I have the following minimal example of summing an array (taken from here):
#lib.cpp
template<typename T>
T arr_sum(T *arr, int size)
{
T temp=0;
for (int i=0; i != size; ++i){
temp += arr[i];
}
return temp;
}
#lib_wrapper.pyx
cimport cython
ctypedef fused float_t:
cython.float
cython.double
cdef extern from "lib.cpp" nogil:
T arr_sum[T](T *arr, size_t size)
def py_arr_sum(float_t[:] arr not None):
return arr_sum(&arr[0], arr.shape[0])
#setup.py
from setuptools import setup
from setuptools.extension import Extension
from Cython.Distutils import build_ext
import numpy as np
ext_modules = [Extension("lib_wrapper", ["lib_wrapper.pyx"],
include_dirs=[np.get_include()],
extra_compile_args=["-std=c++11", "-O1"],
language="c++")]
setup(
name='Rank Filter 1D Cython',
cmdclass={'build_ext': build_ext},
ext_modules=ext_modules
)
applying python setup.py build_ext --inplace
produces a 202K size shared object lib_wrapper.cpython-39-darwin.so. gcc -shared -fPIC -O1 -o lib.so lib.cpp
would produce a smaller object of ~4K size.
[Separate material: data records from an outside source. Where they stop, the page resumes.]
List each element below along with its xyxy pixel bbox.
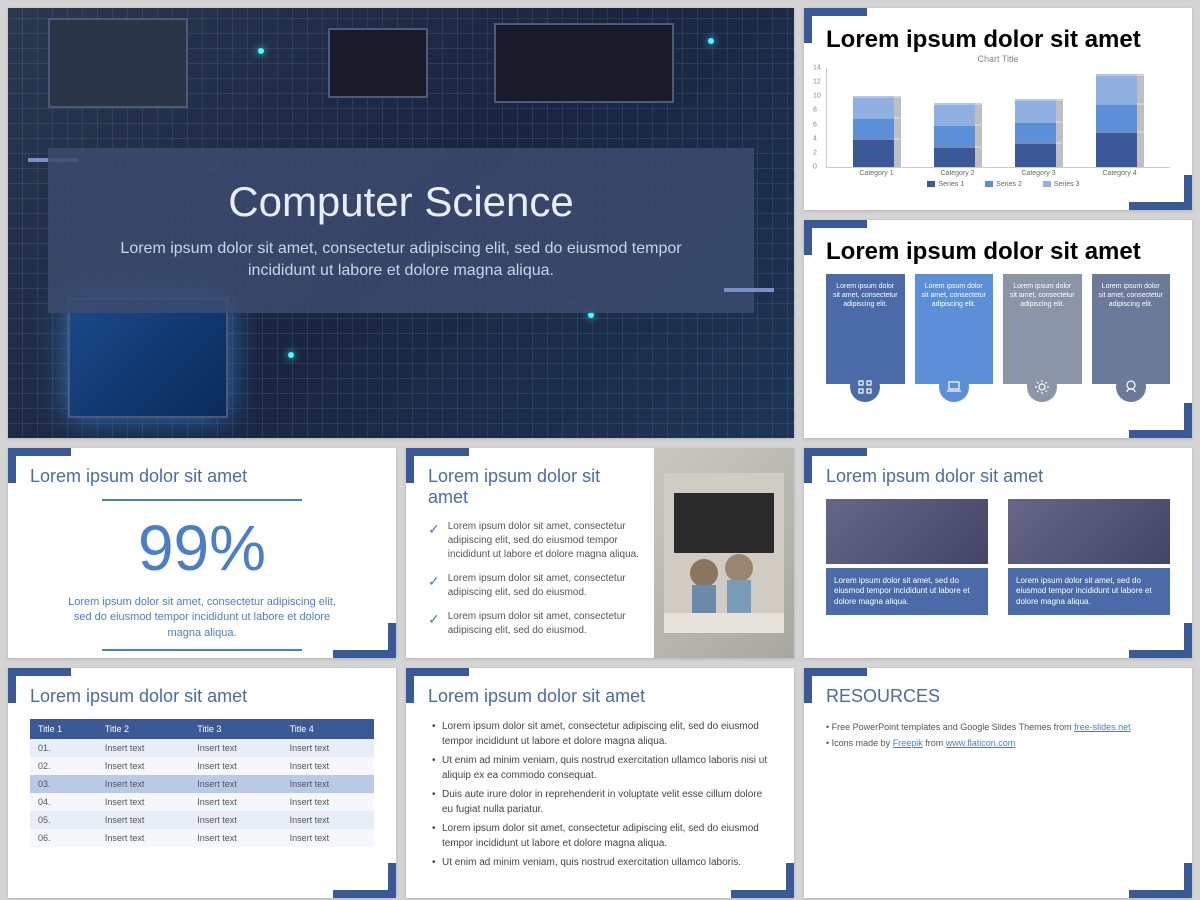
slide-heading: Lorem ipsum dolor sit amet — [30, 686, 374, 707]
bullet-item: Lorem ipsum dolor sit amet, consectetur … — [432, 821, 772, 851]
resource-line: • Free PowerPoint templates and Google S… — [826, 719, 1170, 735]
info-card-1: Lorem ipsum dolor sit amet, consectetur … — [915, 274, 994, 384]
table-row: 04.Insert textInsert textInsert text — [30, 793, 374, 811]
main-heading: Computer Science — [88, 178, 714, 226]
bar-0 — [853, 96, 901, 167]
resource-link[interactable]: www.flaticon.com — [946, 738, 1016, 748]
table-header: Title 1 — [30, 719, 97, 739]
resource-link[interactable]: free-slides.net — [1074, 722, 1131, 732]
image-box-1: Lorem ipsum dolor sit amet, sed do eiusm… — [1008, 499, 1170, 615]
gear-icon — [1027, 372, 1057, 402]
title-slide: Computer Science Lorem ipsum dolor sit a… — [8, 8, 794, 438]
resources-slide: RESOURCES • Free PowerPoint templates an… — [804, 668, 1192, 898]
photo-placeholder — [654, 448, 794, 658]
check-text: Lorem ipsum dolor sit amet, consectetur … — [448, 572, 644, 600]
slide-heading: RESOURCES — [826, 686, 1170, 707]
bullets-slide: Lorem ipsum dolor sit amet Lorem ipsum d… — [406, 668, 794, 898]
check-text: Lorem ipsum dolor sit amet, consectetur … — [448, 520, 644, 562]
table-row: 06.Insert textInsert textInsert text — [30, 829, 374, 847]
big-percentage: 99% — [30, 511, 374, 585]
slide-heading: Lorem ipsum dolor sit amet — [428, 466, 644, 508]
percent-slide: Lorem ipsum dolor sit amet 99% Lorem ips… — [8, 448, 396, 658]
chart-slide: Lorem ipsum dolor sit amet Chart Title 0… — [804, 8, 1192, 210]
slide-heading: Lorem ipsum dolor sit amet — [826, 238, 1170, 266]
slide-heading: Lorem ipsum dolor sit amet — [826, 26, 1170, 54]
bar-1 — [934, 103, 982, 167]
check-item: ✓ Lorem ipsum dolor sit amet, consectetur… — [428, 610, 644, 638]
table-row: 05.Insert textInsert textInsert text — [30, 811, 374, 829]
bullet-item: Ut enim ad minim veniam, quis nostrud ex… — [432, 855, 772, 870]
table-slide: Lorem ipsum dolor sit amet Title 1Title … — [8, 668, 396, 898]
bullet-item: Duis aute irure dolor in reprehenderit i… — [432, 787, 772, 817]
grid-icon — [850, 372, 880, 402]
laptop-icon — [939, 372, 969, 402]
chart-title: Chart Title — [826, 54, 1170, 64]
check-icon: ✓ — [428, 572, 440, 600]
table-header: Title 2 — [97, 719, 189, 739]
title-overlay: Computer Science Lorem ipsum dolor sit a… — [48, 148, 754, 313]
slide-heading: Lorem ipsum dolor sit amet — [30, 466, 374, 487]
checklist-slide: Lorem ipsum dolor sit amet ✓Lorem ipsum … — [406, 448, 794, 658]
head-icon — [1116, 372, 1146, 402]
slide-heading: Lorem ipsum dolor sit amet — [428, 686, 772, 707]
bullet-item: Lorem ipsum dolor sit amet, consectetur … — [432, 719, 772, 749]
image-placeholder — [1008, 499, 1170, 564]
table-row: 02.Insert textInsert textInsert text — [30, 757, 374, 775]
data-table: Title 1Title 2Title 3Title 401.Insert te… — [30, 719, 374, 847]
table-header: Title 4 — [282, 719, 374, 739]
bar-3 — [1096, 74, 1144, 167]
image-caption: Lorem ipsum dolor sit amet, sed do eiusm… — [826, 568, 988, 615]
check-text: Lorem ipsum dolor sit amet, consectetur … — [448, 610, 644, 638]
images-slide: Lorem ipsum dolor sit amet Lorem ipsum d… — [804, 448, 1192, 658]
table-row: 03.Insert textInsert textInsert text — [30, 775, 374, 793]
check-icon: ✓ — [428, 610, 440, 638]
info-card-2: Lorem ipsum dolor sit amet, consectetur … — [1003, 274, 1082, 384]
main-subtitle: Lorem ipsum dolor sit amet, consectetur … — [88, 238, 714, 283]
slide-heading: Lorem ipsum dolor sit amet — [826, 466, 1170, 487]
bar-2 — [1015, 99, 1063, 167]
cards-slide: Lorem ipsum dolor sit amet Lorem ipsum d… — [804, 220, 1192, 438]
resource-line: • Icons made by Freepik from www.flatico… — [826, 735, 1170, 751]
image-placeholder — [826, 499, 988, 564]
bullet-item: Ut enim ad minim veniam, quis nostrud ex… — [432, 753, 772, 783]
table-header: Title 3 — [189, 719, 281, 739]
stacked-bar-chart: 02468101214 — [826, 68, 1170, 168]
resource-link[interactable]: Freepik — [893, 738, 923, 748]
info-card-0: Lorem ipsum dolor sit amet, consectetur … — [826, 274, 905, 384]
percent-subtitle: Lorem ipsum dolor sit amet, consectetur … — [30, 595, 374, 641]
table-row: 01.Insert textInsert textInsert text — [30, 739, 374, 757]
image-caption: Lorem ipsum dolor sit amet, sed do eiusm… — [1008, 568, 1170, 615]
check-icon: ✓ — [428, 520, 440, 562]
check-item: ✓ Lorem ipsum dolor sit amet, consectetur… — [428, 572, 644, 600]
check-item: ✓Lorem ipsum dolor sit amet, consectetur… — [428, 520, 644, 562]
info-card-3: Lorem ipsum dolor sit amet, consectetur … — [1092, 274, 1171, 384]
image-box-0: Lorem ipsum dolor sit amet, sed do eiusm… — [826, 499, 988, 615]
I assume that the redundancy in the file size comes from the C++- Python bridge, created by Cython.
Considering the numerous methods such as Numpy-C API, pybind11, etc, which one would allow the creation of this bridge without such a large file size overhead? Please exclude ctypes from the suggestions - it seems to bring a large addition to access time.